Vaughan Bell (of the terrific blog, Mind Hacks) has posted a couple of fascinating articles highlighting recent evidence from genetics that is challenging the field of psychiatry to rethink how it views diagnosis. In a post published in The Guardian, Bell frames psychiatry’s current diagnostic dilemma as follows:
[Do] different diagnoses such as schizophrenia, bipolar or depression represent distinct disorders that have specific causes or [are these] just convenient and perhaps improvised ways of dividing up human distress for the purposes of treatment?
Bells reminds us that the diagnosis debate is typically framed in terms of two opposing models, a medical model that views psychiatric disorders in terms of diagnosis, medication and biomedical science, and a social model that stresses individual experience, psychotherapy and social interventions. This debate has been heated and politicized, and now it may be further complicated (or elucidated) by evidence from medical genetics that suggests that psychiatric diagnoses do not, in fact, represent distinct disorders, but rather they represent a variety of possible problematic outcomes each stemming from a similar genetic starting point that has been uniquely shaped by an individual’s life experiences.
Bell interviewed Dr. Michael Owen, a psychiatrist and researcher from Cardiff University’s School of Medicine who had studied genetic research related to psychiatric diagnosis in depth. Owen concludes that “It is no longer tenable to regard these as discrete disorders, or sets of disorders, with specific causes, symptoms and consequences.” Interviewing Owen for a follow-up article, Bell explores the possibility of an expanded neurodevelopmental theory suggesting the likelihood that “genetics determines how sensitive we are to life events as the brain grows and develops.”
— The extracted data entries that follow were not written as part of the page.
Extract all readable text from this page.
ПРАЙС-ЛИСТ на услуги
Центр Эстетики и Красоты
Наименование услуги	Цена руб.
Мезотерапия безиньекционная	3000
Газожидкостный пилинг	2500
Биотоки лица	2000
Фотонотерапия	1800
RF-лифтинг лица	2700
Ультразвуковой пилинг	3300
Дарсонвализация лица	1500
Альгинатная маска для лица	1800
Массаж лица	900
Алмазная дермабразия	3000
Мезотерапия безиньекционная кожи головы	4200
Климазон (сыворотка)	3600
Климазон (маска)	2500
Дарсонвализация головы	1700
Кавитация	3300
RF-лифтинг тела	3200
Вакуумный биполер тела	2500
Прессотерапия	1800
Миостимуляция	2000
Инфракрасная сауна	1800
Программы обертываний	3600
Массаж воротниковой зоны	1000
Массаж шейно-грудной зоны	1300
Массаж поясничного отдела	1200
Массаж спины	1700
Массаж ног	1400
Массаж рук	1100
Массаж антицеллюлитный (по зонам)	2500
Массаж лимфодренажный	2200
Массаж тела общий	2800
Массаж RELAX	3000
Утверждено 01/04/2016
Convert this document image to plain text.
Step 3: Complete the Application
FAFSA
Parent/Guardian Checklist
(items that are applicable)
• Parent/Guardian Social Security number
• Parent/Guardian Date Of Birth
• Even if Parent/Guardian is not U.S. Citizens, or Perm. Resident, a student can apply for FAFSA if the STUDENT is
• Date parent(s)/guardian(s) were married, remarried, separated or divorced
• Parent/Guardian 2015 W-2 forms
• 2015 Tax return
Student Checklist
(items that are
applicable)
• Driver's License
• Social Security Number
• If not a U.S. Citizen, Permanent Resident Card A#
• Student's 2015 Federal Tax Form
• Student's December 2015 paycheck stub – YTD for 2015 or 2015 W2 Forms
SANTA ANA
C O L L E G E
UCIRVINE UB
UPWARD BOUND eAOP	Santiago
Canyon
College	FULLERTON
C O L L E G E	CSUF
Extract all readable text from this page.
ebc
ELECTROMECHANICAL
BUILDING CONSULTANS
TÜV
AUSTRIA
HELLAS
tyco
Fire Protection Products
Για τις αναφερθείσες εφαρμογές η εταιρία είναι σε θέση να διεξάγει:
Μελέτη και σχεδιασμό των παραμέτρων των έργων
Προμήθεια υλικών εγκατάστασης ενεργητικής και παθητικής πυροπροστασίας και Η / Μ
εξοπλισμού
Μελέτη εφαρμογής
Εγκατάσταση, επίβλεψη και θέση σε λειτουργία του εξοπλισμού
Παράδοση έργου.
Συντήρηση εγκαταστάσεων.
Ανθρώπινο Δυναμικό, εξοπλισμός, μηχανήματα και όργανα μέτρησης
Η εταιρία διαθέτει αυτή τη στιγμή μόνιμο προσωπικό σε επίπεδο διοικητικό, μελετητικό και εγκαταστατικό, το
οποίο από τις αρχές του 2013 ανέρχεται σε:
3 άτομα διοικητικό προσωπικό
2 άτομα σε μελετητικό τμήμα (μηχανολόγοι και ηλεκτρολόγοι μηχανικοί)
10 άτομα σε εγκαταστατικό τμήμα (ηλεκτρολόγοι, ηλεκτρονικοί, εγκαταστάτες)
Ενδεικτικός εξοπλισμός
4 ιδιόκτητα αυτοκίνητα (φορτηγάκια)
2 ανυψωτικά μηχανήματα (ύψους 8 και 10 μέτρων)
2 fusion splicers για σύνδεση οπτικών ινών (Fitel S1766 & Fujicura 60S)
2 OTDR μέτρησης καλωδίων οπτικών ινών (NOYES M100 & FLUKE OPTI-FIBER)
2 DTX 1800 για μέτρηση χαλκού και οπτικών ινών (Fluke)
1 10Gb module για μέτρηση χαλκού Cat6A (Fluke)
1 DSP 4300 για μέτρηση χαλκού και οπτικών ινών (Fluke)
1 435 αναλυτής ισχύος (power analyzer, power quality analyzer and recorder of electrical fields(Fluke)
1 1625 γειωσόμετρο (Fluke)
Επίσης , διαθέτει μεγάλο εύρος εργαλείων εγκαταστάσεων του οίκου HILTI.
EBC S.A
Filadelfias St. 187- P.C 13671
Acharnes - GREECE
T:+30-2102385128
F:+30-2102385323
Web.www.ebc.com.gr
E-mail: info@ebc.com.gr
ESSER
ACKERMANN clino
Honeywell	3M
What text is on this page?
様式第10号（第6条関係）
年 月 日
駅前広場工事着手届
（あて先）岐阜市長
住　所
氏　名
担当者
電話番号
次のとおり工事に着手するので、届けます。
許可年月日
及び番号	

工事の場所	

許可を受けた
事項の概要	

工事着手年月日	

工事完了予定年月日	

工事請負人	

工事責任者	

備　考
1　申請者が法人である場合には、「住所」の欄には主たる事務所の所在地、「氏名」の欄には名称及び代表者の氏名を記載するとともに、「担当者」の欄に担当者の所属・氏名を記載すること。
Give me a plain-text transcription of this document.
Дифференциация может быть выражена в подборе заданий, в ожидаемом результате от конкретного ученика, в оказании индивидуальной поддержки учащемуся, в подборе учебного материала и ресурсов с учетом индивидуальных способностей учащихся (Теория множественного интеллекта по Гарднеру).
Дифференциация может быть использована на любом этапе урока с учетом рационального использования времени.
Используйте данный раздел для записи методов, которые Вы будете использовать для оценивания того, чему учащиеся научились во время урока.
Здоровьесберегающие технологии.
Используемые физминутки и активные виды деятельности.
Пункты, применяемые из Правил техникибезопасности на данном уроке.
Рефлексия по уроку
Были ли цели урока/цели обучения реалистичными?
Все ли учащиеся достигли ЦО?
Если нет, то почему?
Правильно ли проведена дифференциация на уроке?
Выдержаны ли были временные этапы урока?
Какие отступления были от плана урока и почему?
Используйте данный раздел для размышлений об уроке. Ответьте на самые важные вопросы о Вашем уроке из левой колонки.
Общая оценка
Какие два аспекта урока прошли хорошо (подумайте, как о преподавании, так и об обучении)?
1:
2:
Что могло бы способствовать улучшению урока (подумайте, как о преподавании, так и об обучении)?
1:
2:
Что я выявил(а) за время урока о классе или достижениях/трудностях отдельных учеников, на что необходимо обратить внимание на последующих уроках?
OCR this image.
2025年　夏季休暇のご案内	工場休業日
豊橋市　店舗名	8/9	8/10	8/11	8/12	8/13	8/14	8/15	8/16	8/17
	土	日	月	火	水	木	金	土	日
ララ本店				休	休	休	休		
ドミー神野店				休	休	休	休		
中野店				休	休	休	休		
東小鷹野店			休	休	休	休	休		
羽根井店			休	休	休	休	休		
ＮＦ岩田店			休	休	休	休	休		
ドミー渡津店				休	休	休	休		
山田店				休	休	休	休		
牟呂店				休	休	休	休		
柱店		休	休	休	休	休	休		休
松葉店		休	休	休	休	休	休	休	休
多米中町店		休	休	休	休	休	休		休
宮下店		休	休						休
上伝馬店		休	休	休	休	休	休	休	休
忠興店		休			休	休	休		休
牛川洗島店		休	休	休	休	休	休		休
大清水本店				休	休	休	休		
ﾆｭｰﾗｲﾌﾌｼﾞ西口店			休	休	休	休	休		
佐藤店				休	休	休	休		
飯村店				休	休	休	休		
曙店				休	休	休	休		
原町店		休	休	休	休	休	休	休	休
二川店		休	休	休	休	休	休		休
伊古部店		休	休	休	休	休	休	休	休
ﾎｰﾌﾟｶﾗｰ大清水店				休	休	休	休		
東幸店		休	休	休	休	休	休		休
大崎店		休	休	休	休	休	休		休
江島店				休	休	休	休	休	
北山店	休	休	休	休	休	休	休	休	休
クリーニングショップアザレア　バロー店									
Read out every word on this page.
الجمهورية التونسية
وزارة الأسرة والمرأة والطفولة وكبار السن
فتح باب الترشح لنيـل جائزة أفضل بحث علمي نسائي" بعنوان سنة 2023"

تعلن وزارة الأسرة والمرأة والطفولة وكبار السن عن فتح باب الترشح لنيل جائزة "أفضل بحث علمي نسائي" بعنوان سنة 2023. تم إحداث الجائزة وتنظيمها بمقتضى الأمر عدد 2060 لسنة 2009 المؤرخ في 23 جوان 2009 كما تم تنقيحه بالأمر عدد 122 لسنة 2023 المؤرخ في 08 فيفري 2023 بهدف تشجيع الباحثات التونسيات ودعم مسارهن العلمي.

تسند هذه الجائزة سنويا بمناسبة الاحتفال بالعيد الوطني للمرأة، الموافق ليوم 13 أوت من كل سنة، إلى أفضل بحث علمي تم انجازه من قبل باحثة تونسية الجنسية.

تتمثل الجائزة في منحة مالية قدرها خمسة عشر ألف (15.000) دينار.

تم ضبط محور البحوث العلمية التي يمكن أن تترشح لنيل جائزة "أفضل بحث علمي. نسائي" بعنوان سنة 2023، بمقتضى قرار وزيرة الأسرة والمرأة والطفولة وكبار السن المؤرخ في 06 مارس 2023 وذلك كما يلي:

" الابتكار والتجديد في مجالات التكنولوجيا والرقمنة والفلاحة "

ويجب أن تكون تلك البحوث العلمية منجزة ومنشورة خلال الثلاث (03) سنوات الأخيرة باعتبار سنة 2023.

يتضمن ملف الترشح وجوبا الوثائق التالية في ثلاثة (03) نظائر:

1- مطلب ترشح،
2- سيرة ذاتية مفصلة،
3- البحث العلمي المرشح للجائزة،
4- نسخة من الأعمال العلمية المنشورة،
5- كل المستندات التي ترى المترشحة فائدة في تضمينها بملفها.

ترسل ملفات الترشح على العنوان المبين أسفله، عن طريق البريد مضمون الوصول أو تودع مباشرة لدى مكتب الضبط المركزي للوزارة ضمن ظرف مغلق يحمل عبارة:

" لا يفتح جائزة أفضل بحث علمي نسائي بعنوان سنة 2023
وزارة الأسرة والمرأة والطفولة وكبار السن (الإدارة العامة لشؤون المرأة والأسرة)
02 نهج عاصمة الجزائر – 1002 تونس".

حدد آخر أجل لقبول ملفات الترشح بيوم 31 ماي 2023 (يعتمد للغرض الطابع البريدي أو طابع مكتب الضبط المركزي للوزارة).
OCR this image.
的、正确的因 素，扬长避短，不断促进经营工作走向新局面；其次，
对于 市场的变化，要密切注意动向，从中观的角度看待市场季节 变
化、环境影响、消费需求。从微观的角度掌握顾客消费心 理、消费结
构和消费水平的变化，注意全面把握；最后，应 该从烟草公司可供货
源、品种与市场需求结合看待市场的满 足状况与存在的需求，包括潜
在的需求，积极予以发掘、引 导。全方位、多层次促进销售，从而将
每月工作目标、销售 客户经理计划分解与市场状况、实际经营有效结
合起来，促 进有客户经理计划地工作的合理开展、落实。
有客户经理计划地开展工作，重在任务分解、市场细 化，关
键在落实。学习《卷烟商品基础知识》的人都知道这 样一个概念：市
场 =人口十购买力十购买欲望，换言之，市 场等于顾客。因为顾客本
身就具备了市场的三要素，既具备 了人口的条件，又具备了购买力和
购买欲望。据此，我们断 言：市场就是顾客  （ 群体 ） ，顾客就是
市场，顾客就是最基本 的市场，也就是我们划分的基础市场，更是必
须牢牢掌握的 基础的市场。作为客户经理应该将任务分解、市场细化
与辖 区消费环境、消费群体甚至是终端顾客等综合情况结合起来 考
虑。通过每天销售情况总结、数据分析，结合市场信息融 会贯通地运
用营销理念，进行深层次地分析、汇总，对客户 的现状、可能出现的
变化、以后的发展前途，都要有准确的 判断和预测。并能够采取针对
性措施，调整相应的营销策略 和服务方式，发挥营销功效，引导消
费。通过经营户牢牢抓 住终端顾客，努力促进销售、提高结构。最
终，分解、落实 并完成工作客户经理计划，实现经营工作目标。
Dr. Owen and his colleagues gathered and analyzed a great deal of evidence showing that certain genetic differences raise the chances of developing a whole range of psychiatric problems – from epilepsy to schizophrenia to ADHD – rather than these differences being linked to a specific psychiatric disorder. Asked to expound on what the current categories of psychiatry diagnosis (i.e. per the DSM) represent, Owen said:
They are broad groupings of patients based upon the clinical presentation, especially the most prominent symptoms and other factors such as age at onset, and course of illness. In other words they describe syndromes (clinically recognizable features that tend to occur together) rather than distinct diseases. They are clinically useful in so far as they group patients in regard to potential treatments and likely outcome. The problem is that many doctors and scientists have come to assume that they do in fact represent distinct diseases with separate causes and distinct mechanisms. In fact the evidence, not just from molecular genetics, suggests that there is no clear demarcation between diagnostic categories in symptoms or causes (genetic or environmental).
Interesting stuff! I’ll keep my ear to the ground for any new developments.